Naming in output. ✅ Use the Kubernetes deployment/Service name (atlas-postgrest) as the ID column. NAME column = $SCRIPT_NAME only (no (atlas) parenthetical — the app discriminator is already in the ID).
- Rationale: the ID is the actionable identifier — same string a user types into ./uis network expose tailscale <name>, kubectl describe deploy -n postgrest <name>, etc. The team-share flow ("see what's running → expose one via Tailscale Funnel") depends on this string being visible.
- Asymmetry-with-other-verbs noted: ./uis deploy postgrest --app atlas uses <service> --app <name> form, while ./uis network expose tailscale atlas-postgrest uses the Service name. The status output exposes the Kubernetes-real name; the deploy/configure verbs translate --app → <app>-<service> internally. A future cleanup could make ./uis deploy atlas-postgrest a synonym, but that's a separate INVESTIGATE — not blocking this fix.
Cross-namespace pattern. ✅ Read SCRIPT_NAMESPACE from the service script. Postgrest sets SCRIPT_NAMESPACE="postgrest". The iteration logic queries kubectl get deploy -n $SCRIPT_NAMESPACE -l app.kubernetes.io/name=$SCRIPT_ID. This works for any multi-instance service that shares a single namespace across instances (postgrest's pattern). A future multi-instance service that uses per-app namespaces (e.g. atlas and railway namespaces instead of all-in-postgrest) wouldn't fit a single SCRIPT_NAMESPACE value — see C-7 for that out-of-scope future case.

Outcomes — decided

Confirm the root cause by reading cmd_status + the postgrest service's metadata — see "Root cause (confirmed)" section above.
Decide on metadata vs. convention for multi-instance detection — metadata, via the existing SCRIPT_MULTI_INSTANCE / multiInstance flag.
Pick a fix candidate (1 / 2 / 3 / hybrid) — Option 1, with the deployment name as the row ID.
Verify whether ./uis list has the same gap and bundle the fix if so — YES; bundled.
Decide naming convention for the status row — ID = <app>-<service> (deployment/Service name); NAME = $SCRIPT_NAME.
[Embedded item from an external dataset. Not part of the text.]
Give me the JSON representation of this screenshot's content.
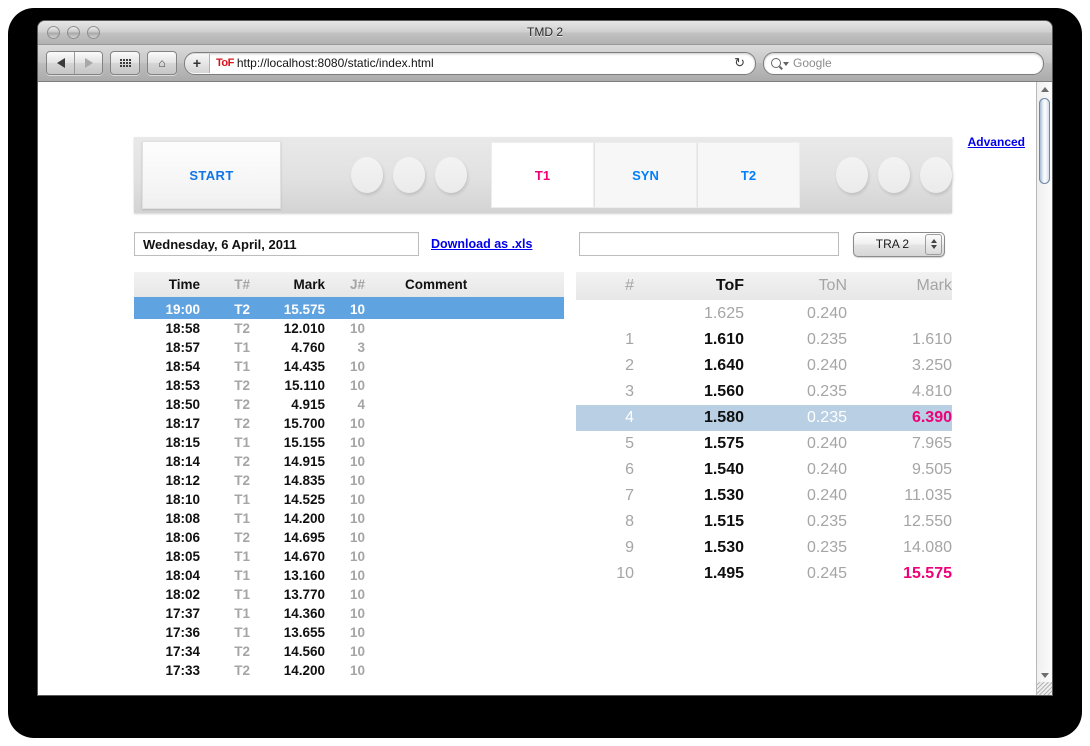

Implementation Contracts — locked

C-1: Multi-instance metadata. Use the existing SCRIPT_MULTI_INSTANCE="true" flag (already on service-postgrest.sh; already in services.json as multiInstance: true). Consolidate the two duplicate helpers _is_service_multi_instance (lib/service-deployment.sh) and _is_multi_instance (lib/configure.sh) into one canonical _is_service_multi_instance in lib/service-deployment.sh; update the lib/configure.sh:216 call site.

C-2: Per-instance iteration (status + list display only). For each service with SCRIPT_MULTI_INSTANCE="true", run:

kubectl get deploy -n "$SCRIPT_NAMESPACE" -l "app.kubernetes.io/name=$SCRIPT_ID" --no-headers 2>/dev/null

Parse column 1 (deployment name = <app>-<service>) as the row ID; column 2 (READY, e.g. 2/2) for health — healthy iff column 2 matches ^([1-9][0-9]*)/\1$.

Behaviour for each case, matching today's single-instance asymmetry between cmd_status (only-healthy) and cmd_list (always-show-row):

Case	`cmd_status`	`cmd_list`
Deployment exists, healthy (e.g., `2/2`)	one `✅ Healthy` row	one `✅ Deployed` row
Deployment exists, degraded (e.g., `1/2`, `0/2`)	no row (same as today's check-failed behaviour for single-instance)	one `⚠ Degraded (<ready>/<replicas>)` row
Zero deployments matching the label selector	no row	one `❌ Not deployed` row for the service-type (ID = `$SCRIPT_ID`)
kubectl error / no cluster	no row	no row for that service (kubectl-error path same as single-instance)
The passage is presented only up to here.